Starting July 1 FortisBC residential electricity customers will be dealing with a new residential conservation rate on their bill.

Your electricity bill is going down. Maybe.

Starting July 1 FortisBC residential electricity customers will be dealing with a new residential conservation rate on their bill that rewards people with lower rates for lower usage, inflicting a little more pain for higher current consumption.

The provincial power company is establishing a two-level rate structure next month, offering a lower rate for the first block of electricity used by residential customers, and a higher rate for use that exceeds the first block threshold.

The move was predicated earlier this year by a decision from the BC Utilities Commission to implement this type of rate, said Neal Pobran, Fortis BC corporate communications advisor, in a press release Friday.

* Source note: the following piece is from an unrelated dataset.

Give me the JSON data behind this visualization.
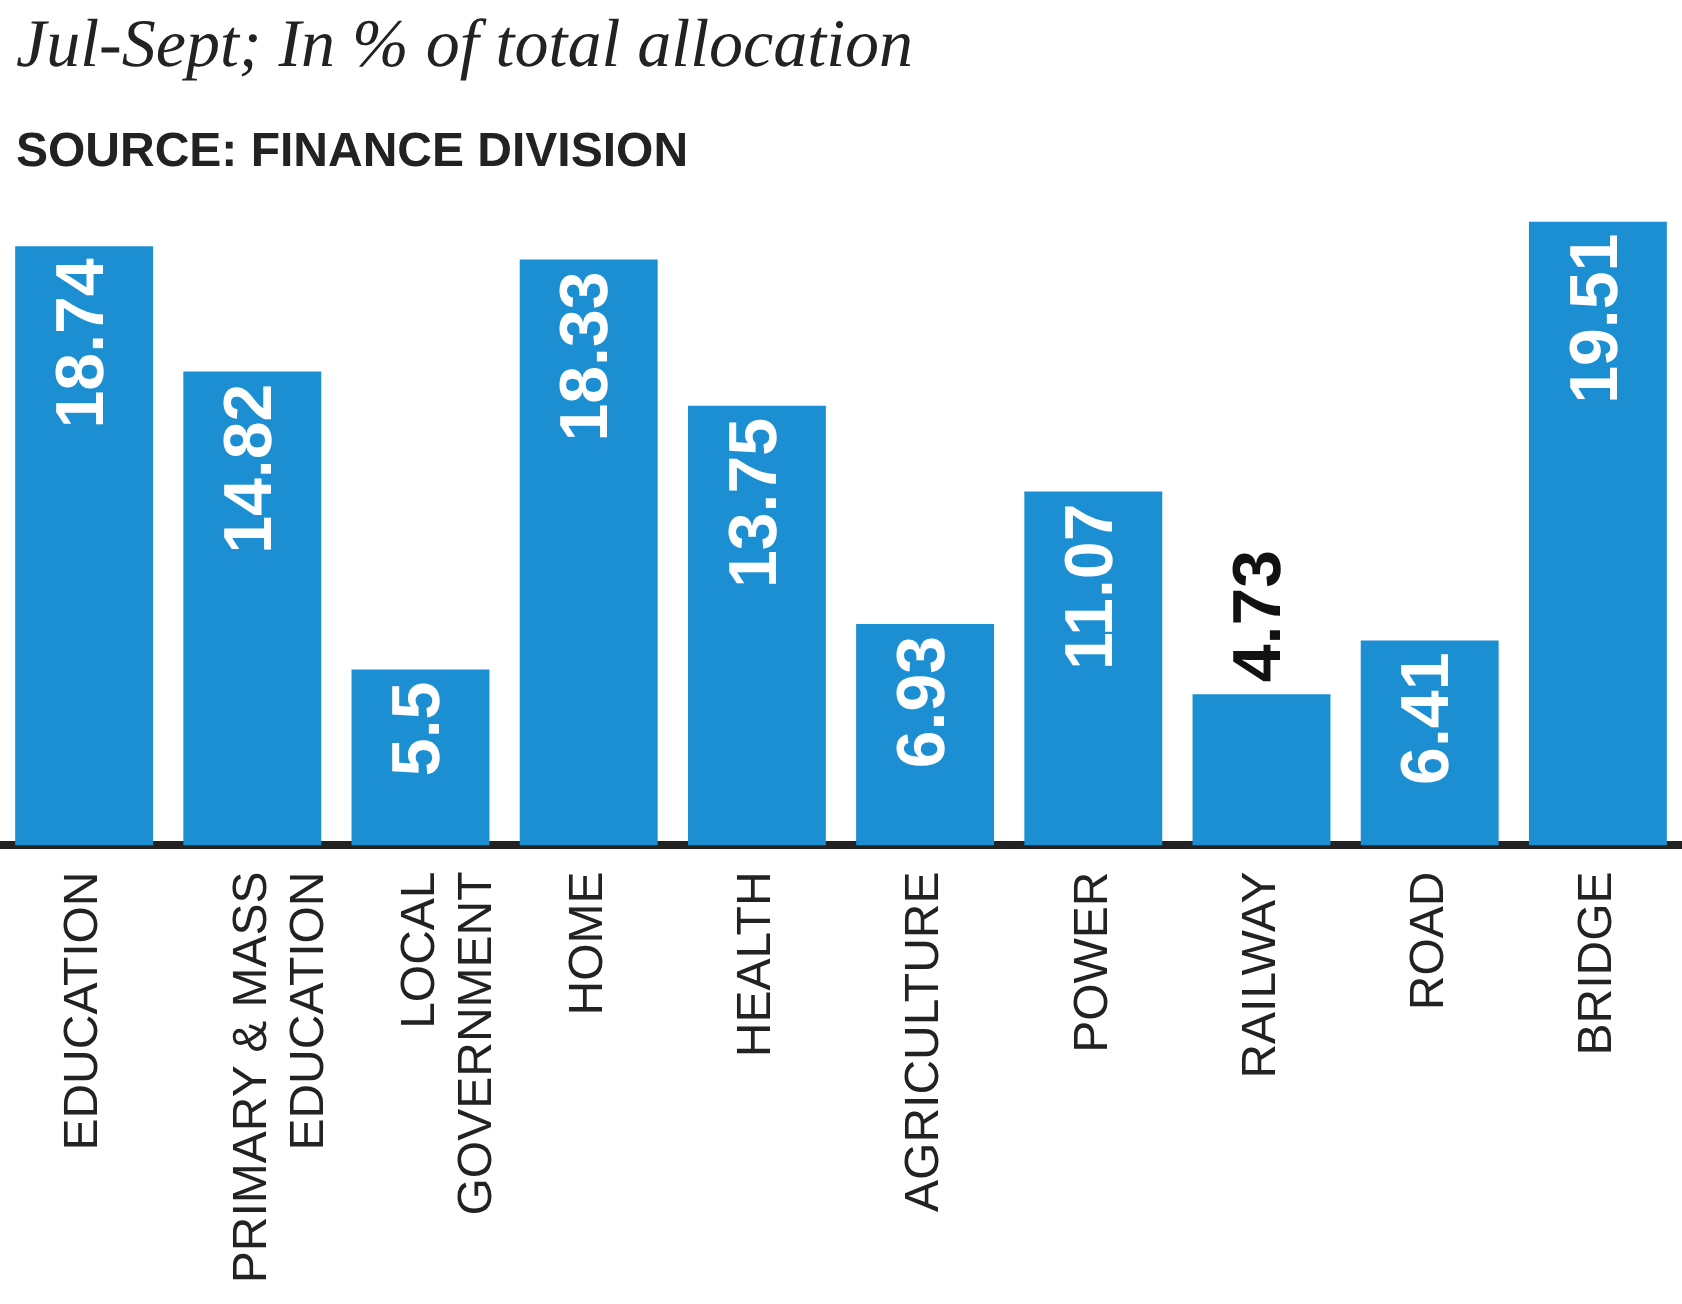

“FortisBC was directed by the BC Utilities Commission to implement this type of rate which is intended to encourage conservation and support our customers to use less electricity,” he said. “The new rate is designed to recover the same amount of revenue from residential customers in total.”

The change means the basic monthly customer charge drops almost $1 to $29.65 (from $30.52), while the charge per kilowatt hour—up to 1,600 kilowatt hours of electricity used over a two-month billing period—sits at 8.258 cents, jumping to 12.003 cents for electricity used above that amount.

That first 1,600 kWh block of electricity used every two months will be billed at a lower rate than the current FortisBC flat rate.

However, rates for commercial, wholesale, lighting and irrigation customers will remain the same.

As well, the average FortisBC electricity customer uses 2,100 kWh every two months—500 kWh over the first tier—will see no significant changes to their monthly cost of electricity under the residential conservation rate.